Thursday, August 25, 2005

How to price a new product

One question I often hear is "how do I price my new product?" Assuming a goal of maximizing profit, how can you determine the optimal price to set? This is always an interesting question, and not an easy one to answer.

For B2B products, there are some guidelines that I would follow.

1) Determine what does it cost you to make your product. Many people use this as the basis for determining their price (take this cost and add some percentage to give you a profit margin). This works in that it could give you a profitable product, but this is probably not the optimal profit-giving price. Instead, I recommend that you mostly use your cost just to determine if the price you are selling at is one that justifies making the product. This is the lowest price that you should accept and still be able to have a viable business.

2) Also determine what is the benefit of using your product to the customer. What does it cost them to do what they are doing now to get their need solved, versus what it would cost them with your product. The difference is the benefit to them.
You will likely have to estimate this, as getting accurate data is a challenge. This is the highest price that a customer may pay before the economics say they shouldn't buy your product.

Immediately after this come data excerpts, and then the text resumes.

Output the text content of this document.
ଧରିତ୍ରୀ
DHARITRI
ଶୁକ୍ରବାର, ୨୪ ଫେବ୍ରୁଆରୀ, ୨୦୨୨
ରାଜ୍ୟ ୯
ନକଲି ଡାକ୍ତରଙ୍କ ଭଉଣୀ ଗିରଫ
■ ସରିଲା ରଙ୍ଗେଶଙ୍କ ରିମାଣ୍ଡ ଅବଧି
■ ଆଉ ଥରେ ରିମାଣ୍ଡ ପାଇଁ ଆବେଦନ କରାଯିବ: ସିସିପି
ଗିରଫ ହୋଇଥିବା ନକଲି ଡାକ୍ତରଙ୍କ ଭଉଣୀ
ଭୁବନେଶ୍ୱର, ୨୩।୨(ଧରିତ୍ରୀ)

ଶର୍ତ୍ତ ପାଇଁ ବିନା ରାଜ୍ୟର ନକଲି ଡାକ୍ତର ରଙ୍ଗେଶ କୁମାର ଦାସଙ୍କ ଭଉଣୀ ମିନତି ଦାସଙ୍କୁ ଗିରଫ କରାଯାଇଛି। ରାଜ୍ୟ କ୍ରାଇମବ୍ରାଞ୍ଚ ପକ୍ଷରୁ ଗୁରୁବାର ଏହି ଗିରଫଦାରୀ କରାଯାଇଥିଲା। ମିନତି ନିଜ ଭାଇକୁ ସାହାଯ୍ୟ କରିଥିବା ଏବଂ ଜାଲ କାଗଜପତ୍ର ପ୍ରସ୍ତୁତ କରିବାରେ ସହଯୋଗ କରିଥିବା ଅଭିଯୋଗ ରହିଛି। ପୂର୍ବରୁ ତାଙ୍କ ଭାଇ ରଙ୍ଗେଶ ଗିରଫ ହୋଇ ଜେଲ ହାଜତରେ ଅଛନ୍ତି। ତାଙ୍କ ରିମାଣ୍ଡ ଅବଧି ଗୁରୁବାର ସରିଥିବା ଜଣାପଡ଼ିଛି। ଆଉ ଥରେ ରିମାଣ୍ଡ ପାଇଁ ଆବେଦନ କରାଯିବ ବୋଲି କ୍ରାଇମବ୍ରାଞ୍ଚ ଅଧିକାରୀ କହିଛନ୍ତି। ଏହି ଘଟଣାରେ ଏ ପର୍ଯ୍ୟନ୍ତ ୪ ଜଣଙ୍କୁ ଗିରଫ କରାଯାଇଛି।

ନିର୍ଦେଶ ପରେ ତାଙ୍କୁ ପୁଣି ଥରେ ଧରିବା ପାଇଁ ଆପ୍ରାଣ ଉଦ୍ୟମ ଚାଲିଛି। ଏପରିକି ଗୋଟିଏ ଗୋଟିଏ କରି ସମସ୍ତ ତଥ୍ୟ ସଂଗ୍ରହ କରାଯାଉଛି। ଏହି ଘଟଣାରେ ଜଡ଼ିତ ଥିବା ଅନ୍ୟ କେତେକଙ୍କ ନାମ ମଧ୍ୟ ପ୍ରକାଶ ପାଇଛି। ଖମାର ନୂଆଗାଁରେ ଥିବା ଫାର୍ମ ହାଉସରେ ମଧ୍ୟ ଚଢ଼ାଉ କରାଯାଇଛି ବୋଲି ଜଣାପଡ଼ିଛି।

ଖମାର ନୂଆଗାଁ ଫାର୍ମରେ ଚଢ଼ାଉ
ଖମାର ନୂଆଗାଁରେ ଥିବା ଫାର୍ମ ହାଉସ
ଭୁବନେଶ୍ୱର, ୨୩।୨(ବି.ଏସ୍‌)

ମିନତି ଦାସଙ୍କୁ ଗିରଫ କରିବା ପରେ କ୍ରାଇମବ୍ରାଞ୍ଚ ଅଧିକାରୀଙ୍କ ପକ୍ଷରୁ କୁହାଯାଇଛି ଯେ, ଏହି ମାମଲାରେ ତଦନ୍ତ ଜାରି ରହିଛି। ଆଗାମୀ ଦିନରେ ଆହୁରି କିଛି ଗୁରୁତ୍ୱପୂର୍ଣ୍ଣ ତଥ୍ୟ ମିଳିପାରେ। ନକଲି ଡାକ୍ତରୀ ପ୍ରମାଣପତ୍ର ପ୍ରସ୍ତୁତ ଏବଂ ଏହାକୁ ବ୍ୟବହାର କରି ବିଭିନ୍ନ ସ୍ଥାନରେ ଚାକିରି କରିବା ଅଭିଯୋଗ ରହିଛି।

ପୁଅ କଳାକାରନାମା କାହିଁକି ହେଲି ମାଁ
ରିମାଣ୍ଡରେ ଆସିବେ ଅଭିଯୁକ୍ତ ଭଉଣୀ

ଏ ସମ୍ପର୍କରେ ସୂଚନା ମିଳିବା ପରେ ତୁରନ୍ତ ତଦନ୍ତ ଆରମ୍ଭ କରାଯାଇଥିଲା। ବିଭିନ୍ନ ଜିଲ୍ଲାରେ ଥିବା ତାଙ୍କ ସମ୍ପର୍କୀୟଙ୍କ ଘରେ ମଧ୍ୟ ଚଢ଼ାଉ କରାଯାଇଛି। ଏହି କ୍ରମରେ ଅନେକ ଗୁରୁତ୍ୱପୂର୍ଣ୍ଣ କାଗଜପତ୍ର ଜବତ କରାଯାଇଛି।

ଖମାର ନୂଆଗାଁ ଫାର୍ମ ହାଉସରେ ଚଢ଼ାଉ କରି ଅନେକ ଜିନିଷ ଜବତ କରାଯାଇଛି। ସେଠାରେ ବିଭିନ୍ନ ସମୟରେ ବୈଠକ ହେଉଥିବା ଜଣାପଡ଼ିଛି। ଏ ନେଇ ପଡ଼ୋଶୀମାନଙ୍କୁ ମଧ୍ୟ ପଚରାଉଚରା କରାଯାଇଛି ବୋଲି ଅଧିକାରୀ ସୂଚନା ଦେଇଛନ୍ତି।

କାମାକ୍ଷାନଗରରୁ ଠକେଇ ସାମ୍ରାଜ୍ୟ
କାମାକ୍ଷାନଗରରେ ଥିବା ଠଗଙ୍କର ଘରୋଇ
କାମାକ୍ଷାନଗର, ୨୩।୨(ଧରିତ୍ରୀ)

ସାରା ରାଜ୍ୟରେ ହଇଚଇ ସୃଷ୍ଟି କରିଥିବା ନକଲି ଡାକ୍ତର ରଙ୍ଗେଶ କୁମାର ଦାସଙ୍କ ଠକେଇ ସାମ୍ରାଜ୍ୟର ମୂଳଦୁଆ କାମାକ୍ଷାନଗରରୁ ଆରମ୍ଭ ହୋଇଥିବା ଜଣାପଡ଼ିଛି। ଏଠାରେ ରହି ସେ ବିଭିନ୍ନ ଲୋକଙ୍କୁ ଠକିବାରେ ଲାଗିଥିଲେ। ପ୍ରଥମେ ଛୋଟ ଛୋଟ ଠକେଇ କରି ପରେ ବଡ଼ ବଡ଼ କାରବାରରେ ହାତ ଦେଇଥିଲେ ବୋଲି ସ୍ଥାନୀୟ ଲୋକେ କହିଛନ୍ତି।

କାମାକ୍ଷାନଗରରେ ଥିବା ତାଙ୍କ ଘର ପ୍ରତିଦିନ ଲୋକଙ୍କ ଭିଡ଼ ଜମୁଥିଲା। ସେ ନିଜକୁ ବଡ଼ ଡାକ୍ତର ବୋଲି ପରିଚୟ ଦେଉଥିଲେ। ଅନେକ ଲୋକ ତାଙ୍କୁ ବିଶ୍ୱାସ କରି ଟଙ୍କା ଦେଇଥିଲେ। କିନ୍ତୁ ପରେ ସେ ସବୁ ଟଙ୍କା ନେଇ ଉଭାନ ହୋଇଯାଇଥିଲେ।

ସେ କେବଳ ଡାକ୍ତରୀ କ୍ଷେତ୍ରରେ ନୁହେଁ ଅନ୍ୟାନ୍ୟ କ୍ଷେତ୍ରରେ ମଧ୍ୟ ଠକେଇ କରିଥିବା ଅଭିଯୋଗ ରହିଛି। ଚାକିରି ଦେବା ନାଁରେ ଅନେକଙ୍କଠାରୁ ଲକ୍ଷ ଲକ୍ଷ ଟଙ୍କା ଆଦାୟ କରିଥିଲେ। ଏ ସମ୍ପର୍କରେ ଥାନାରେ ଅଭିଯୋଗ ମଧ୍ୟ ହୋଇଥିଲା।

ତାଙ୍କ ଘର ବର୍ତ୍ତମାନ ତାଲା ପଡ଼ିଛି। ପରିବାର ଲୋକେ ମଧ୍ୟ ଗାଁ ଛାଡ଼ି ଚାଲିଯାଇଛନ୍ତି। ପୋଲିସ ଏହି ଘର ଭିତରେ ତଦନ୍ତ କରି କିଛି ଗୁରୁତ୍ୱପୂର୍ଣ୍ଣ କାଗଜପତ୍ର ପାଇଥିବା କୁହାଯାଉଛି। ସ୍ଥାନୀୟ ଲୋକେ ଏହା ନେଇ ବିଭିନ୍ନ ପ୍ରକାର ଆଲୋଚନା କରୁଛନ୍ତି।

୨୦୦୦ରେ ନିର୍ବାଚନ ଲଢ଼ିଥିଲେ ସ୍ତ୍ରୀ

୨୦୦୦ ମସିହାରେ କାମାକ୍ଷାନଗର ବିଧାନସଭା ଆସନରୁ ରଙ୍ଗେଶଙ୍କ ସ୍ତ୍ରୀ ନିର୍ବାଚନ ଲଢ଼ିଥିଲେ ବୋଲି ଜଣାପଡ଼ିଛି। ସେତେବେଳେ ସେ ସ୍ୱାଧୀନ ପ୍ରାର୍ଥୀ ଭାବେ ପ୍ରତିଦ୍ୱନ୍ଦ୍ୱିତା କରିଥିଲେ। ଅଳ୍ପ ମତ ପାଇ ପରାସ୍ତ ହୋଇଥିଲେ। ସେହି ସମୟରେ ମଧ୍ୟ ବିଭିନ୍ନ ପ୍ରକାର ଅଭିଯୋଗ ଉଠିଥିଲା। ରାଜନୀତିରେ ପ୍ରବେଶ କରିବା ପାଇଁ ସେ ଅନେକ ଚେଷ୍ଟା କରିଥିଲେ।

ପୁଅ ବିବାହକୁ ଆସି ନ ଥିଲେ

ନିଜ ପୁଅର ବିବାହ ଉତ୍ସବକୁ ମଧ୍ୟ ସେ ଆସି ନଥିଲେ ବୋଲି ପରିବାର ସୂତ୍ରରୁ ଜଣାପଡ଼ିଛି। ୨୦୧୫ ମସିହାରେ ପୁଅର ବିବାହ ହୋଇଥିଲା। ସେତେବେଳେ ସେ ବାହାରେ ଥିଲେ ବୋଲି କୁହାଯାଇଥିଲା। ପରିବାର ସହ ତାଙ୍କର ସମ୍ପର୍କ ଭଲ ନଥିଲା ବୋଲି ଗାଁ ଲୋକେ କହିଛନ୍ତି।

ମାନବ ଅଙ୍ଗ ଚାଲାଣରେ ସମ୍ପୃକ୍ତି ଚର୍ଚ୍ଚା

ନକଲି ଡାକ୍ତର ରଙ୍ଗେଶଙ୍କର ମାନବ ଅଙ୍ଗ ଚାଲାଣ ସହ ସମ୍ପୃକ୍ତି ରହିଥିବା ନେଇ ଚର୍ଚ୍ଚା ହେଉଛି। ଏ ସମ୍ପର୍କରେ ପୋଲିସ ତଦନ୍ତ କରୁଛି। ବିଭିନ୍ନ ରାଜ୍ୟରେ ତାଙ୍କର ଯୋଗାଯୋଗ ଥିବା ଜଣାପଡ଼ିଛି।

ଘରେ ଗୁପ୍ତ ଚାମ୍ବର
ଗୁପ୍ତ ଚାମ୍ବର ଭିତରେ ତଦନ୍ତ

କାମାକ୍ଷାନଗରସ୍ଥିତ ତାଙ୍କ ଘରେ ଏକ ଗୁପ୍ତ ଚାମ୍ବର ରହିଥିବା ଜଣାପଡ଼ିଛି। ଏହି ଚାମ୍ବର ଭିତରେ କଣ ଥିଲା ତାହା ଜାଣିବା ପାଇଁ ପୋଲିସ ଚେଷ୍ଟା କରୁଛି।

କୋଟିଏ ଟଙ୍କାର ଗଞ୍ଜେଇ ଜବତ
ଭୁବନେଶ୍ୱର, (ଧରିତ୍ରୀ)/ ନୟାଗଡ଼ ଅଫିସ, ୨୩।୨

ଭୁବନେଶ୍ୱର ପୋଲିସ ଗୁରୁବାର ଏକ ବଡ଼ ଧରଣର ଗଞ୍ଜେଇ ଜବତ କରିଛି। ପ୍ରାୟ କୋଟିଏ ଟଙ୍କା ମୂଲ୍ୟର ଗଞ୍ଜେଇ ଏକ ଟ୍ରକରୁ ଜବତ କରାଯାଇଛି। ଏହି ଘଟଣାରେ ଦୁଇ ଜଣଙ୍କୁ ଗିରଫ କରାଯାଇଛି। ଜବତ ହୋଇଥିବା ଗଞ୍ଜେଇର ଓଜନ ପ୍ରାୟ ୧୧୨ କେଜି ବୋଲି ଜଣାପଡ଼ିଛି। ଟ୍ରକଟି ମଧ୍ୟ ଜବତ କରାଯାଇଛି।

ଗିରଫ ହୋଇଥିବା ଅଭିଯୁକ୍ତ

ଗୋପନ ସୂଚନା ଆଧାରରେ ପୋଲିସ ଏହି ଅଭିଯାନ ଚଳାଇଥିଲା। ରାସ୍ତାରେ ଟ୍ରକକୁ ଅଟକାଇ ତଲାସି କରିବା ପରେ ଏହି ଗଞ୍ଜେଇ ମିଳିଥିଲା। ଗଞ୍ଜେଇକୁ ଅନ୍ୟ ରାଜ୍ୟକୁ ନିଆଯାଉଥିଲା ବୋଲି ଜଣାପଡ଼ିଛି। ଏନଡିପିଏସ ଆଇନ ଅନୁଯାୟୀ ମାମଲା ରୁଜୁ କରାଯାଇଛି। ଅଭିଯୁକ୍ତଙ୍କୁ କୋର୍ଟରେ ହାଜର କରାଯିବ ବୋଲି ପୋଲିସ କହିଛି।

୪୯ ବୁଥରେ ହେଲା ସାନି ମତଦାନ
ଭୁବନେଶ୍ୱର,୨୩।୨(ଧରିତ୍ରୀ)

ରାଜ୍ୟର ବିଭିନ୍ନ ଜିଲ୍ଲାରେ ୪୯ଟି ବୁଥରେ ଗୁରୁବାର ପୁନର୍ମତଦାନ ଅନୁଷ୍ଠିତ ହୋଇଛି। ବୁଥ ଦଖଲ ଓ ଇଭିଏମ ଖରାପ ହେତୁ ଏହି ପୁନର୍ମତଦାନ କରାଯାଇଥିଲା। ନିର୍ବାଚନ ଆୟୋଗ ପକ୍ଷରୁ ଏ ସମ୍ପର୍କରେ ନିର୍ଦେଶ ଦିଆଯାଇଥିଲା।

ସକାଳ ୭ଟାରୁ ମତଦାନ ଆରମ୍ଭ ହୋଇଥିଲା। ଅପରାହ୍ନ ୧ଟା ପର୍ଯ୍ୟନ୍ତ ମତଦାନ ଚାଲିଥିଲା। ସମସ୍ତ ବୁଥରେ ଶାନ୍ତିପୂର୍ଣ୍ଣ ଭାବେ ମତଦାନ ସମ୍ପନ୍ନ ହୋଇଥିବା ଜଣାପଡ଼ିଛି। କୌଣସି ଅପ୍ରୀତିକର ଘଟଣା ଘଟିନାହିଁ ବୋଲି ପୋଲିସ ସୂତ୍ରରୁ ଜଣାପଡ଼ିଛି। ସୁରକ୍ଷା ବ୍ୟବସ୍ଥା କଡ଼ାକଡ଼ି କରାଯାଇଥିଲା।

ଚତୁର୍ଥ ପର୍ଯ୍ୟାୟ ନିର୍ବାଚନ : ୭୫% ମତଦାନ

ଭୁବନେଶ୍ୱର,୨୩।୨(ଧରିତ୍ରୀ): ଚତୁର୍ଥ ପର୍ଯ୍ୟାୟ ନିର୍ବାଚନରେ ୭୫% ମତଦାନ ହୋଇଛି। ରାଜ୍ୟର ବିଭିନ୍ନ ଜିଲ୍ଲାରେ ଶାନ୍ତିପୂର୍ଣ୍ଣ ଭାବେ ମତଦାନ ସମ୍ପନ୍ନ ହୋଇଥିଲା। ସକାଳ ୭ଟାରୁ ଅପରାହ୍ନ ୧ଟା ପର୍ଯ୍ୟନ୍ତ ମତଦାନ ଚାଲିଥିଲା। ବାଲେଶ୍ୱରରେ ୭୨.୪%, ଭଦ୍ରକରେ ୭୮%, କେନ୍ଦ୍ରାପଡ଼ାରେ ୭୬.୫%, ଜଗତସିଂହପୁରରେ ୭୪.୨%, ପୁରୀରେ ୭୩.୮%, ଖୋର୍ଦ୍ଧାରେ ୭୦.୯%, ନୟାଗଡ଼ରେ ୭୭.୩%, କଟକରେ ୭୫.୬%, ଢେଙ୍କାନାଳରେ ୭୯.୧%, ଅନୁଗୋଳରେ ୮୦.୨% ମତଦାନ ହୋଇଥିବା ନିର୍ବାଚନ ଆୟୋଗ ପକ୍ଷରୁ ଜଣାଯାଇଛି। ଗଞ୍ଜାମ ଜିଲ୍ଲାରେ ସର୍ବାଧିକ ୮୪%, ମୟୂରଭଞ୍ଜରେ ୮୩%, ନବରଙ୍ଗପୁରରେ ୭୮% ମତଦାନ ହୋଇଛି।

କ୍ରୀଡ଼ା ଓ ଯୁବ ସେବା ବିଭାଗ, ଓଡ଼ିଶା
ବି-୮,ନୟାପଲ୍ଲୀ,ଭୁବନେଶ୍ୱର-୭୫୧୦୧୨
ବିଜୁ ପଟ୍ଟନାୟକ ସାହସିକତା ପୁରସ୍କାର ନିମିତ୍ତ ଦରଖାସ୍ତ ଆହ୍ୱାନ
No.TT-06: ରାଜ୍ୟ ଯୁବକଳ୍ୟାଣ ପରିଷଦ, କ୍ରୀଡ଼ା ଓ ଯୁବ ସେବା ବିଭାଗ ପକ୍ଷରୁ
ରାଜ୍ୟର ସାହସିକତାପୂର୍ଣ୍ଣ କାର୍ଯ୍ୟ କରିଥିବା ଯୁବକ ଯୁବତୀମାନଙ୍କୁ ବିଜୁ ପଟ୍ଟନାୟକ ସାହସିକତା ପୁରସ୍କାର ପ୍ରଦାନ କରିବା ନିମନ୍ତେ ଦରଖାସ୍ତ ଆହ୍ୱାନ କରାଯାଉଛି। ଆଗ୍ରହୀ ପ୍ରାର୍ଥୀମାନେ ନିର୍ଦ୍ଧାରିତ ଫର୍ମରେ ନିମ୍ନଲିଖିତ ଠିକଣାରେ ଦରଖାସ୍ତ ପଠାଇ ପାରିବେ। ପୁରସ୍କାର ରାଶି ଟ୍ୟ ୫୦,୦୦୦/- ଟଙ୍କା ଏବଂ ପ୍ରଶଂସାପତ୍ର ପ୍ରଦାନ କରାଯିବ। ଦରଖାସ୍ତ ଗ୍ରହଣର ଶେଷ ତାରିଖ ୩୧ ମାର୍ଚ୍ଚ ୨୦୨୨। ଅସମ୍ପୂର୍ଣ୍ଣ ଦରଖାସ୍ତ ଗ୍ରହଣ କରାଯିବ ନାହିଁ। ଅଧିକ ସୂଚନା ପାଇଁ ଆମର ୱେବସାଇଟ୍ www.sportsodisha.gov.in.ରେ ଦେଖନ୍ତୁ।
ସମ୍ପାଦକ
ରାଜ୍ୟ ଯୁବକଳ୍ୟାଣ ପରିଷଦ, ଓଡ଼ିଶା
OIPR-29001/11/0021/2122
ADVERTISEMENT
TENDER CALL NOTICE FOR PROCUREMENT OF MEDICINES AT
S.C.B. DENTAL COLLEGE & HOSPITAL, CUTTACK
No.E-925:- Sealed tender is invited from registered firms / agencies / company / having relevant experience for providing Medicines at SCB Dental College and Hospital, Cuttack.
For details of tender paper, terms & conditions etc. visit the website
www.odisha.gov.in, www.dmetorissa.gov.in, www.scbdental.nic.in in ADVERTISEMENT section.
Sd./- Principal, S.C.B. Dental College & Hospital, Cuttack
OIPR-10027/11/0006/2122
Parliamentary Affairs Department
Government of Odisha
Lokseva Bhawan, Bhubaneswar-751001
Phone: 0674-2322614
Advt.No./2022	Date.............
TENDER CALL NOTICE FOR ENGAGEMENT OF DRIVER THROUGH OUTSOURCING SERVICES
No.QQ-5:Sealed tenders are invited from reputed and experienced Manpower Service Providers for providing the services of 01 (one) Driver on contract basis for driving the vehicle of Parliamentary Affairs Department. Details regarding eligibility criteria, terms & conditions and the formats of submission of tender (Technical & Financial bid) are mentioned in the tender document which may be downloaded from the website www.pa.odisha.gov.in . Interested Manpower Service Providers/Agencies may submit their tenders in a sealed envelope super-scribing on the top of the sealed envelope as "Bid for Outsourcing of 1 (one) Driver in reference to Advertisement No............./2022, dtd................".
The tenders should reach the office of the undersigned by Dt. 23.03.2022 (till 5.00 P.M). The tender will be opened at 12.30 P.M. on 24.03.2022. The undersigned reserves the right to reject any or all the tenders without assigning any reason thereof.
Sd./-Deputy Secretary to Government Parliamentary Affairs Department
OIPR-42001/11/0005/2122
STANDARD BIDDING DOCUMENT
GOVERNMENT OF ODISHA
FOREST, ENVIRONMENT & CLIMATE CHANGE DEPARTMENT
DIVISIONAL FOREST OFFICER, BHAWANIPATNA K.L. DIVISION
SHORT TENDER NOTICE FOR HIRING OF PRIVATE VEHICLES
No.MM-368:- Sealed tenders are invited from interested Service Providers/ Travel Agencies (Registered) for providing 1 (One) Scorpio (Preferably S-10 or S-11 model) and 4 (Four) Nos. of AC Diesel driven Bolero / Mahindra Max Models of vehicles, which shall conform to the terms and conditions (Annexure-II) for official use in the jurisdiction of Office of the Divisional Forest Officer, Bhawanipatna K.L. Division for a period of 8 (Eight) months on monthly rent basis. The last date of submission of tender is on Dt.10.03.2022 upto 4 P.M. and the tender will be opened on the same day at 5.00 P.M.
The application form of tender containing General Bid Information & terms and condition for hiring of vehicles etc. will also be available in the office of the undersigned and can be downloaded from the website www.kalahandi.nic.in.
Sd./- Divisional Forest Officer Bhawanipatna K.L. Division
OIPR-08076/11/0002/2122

3) the price you set should be somewhere between your cost and their benefit. Choosing the price between these is definitely more of an art than science. On the whole, you want to choose a price as compared to them not using a product like yours that allows them to have a return on their investment of a year or less (e.g. if price for your product is $50,000, make sure they get at least that much benefit within a year from using your product).

Competitive product's prices also play here - if a competitor makes a product that does the same thing as yours, this often should be used as a baseline for your pricing. You would then adjust your price, depending on whether you are trying to be the cost leader (adjust your price down), quality leader (adjust your price up), if there are features which the customer wants that you have which the competitor doesn't (adjust your price up), etc.

For B2C products, I think a much more supply-demand type look needs to be done. In most B2B, you usually have a smaller number of customers who spend more to buy the product, so you can calculate a benefit for the purchaser. But in B2C, there are usually so many purchasers through different channels (who set there own pricing based on your suggestions) that this doesn't work. Instead you probably want to do test pricing (adjusting a price and then seeing its impact on sales) until you find the one which gives you the best profitability.

Setting a price for your product can seem like a daunting task, but by thinking through a few things, you can come up with a pricing scheme that improves the profitability of your company.